No es tan simple hacer el ejercicio de recordar las razones por las que había días en los que me llamaba de una forma o de otra. Simona, mi alter ego, lo era sobre todo de nombre. No sé si a ustedes les pasa, o les pasó en algún momento como a mí, que no logran identificarse con su nombre. Repitan sus nombres: Adriana María, Juan José, Patricia, María Alejandra… Ahora, ese nombre es mío (las que leyeron “ese hombre es mío” o lo pensaron siquiera, son amigas mías). Pero antes no.

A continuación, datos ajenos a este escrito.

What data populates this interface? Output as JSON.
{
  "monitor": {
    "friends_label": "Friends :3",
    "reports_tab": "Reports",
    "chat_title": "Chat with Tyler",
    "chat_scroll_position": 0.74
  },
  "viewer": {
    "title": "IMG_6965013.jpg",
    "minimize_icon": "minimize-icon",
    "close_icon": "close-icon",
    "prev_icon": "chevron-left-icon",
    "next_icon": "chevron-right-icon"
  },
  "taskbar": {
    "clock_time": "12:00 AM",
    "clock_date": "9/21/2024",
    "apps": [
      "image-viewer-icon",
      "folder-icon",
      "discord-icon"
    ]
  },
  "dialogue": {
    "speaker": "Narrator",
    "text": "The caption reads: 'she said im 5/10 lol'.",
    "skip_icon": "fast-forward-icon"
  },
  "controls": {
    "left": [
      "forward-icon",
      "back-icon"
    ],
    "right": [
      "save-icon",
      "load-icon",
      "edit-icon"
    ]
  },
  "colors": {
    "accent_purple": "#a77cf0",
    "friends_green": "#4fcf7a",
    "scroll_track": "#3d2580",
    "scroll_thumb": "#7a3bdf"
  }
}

Intentar ponerme a mí dentro de esas catorce letras era horrible (no quiero contarles lo tortuoso que fue aprender a escribirlo, basta que les diga que marcaba todo como María-María). Me miraba en el espejo y decía: “María Alejandra”, y sólo podía pensar en otras marialejandras.
No sé si era una crisis de identidad, aunque supongo que sí. Intentar encontrarme ahí era como buscar una aguja en un pajar, como llevar leña al monte, como recoger agua con las manos. Yo lo que quería era llamarme Simona. Esto, si llegaba a contar con el apoyo suficiente, iba a causarme unos serios problemas. Me imaginaba a mi abuela diciendo que qué me iba a cambiar el nombre y que, para ella, yo siempre iba a ser Alejita. A mis dos abuelas, para el que quiera saber. Una, digamos, podría decirme que eso era una joda, que para qué lo iba a hacer, si era un trámite más que podía evitar. Y la otra, que a ella le daba lo mismo si me ponía otro nombre, porque siempre me iba a decir Alejita. Pero autoridad moral para pedirme que no me cambiara el nombre no tenían: Ellas no se llamaban como se llaman ahora.
Un día contesté el teléfono y al otro lado de la línea alguien preguntó por Ana Bertilda.
–Ni idea, esa señora no vive aquí, está equivocado, señor –dije.
–¿Quién era, mijita?
–Nadie, abue, equivocado, para una señora Ana Bertilda.
Y la abuela con mirada fulminante me dice: “Soy yo”.
–Whaaat? Abuela, ¡¿tú te llamas Ana Bertilda?! No way.
Esto no puede ser. La historia oculta de mi familia descubierta por una llamada telefónica. ¿Qué más tengo que saber? Lo único que me parecía raro era que mi otra abuela se llamara Maruja. Y pues era raro, porque ella también se cambió el nombre. Se llamaba María Maud. Como Mamía, mi bisabuela, un personaje sensacional que se sabía las mejores canciones de animales y me dejaba jugar a ser princesa en su cuarto, donde tenía tesoros escondidos. Con los años empecé a admirarla también por su historia: fue una de las primeras mujeres que trabajó en Colombia (en el Banco de la República, para ser exacta), y a quien yo calificaría de feminista para su época: la mejor bisabuela del planeta.
En fin, vivo en un mundo donde las mujeres se cambian el nombre. Claro, nada extremo. Ninguna se cambió de María a Paulina, ni de Ana Bertilda a Matilde Linda. O sea, mi chance de cambiar de nombre podría oscilar de María Alejandra a Alexandra, pero prefiero Alejandra (no se ofendan las Alexandras). O a Alejita, que podría ser poco visionario para el mundo de éxito profesional que me esperaba. No podía ser Presidenta de la República llamándome Alejita. Eso no tiene presentación. Así que con el tiempo le di vida a Simona, que era yo, pero más rebelde. Algo así como mi versión punk, pero igual de dulce.
Después de un año, Simona se fue al país donde viven los amigos imaginarios de la gente que crece. Ahí donde viven los periodistas que mi mamá tenía como amigos cuando niña, y el gato Fulgencio de mi hermana y el niño que se fue en la bolsa de la basura después de hacer desastres en la casa de su amiga real, mientras ella lloraba desconsolada.
Simona vivió un año exacto. Mi último año del colegio. Ya estaba como grande para andar con esos chistes, pero ¿qué culpa podía tener yo, que nunca de los nuncas hice un tránsito por el odioso mundo de la adolescencia? (Ya me imaginé a mis hermanos diciendo que esto es una patraña, que mi adolescencia fue de lo más inmundo y cruel que les pudo pasar y que deje de engañar a la gente). La verdad es que pasé de la infancia a la adultez como de golpe. Simona fue un gran paréntesis que me ayudó, especialmente, a encontrarme en mi nombre. Primero me reconcilié con Alejandra, después con María Alejandra. Y ahora con Simona.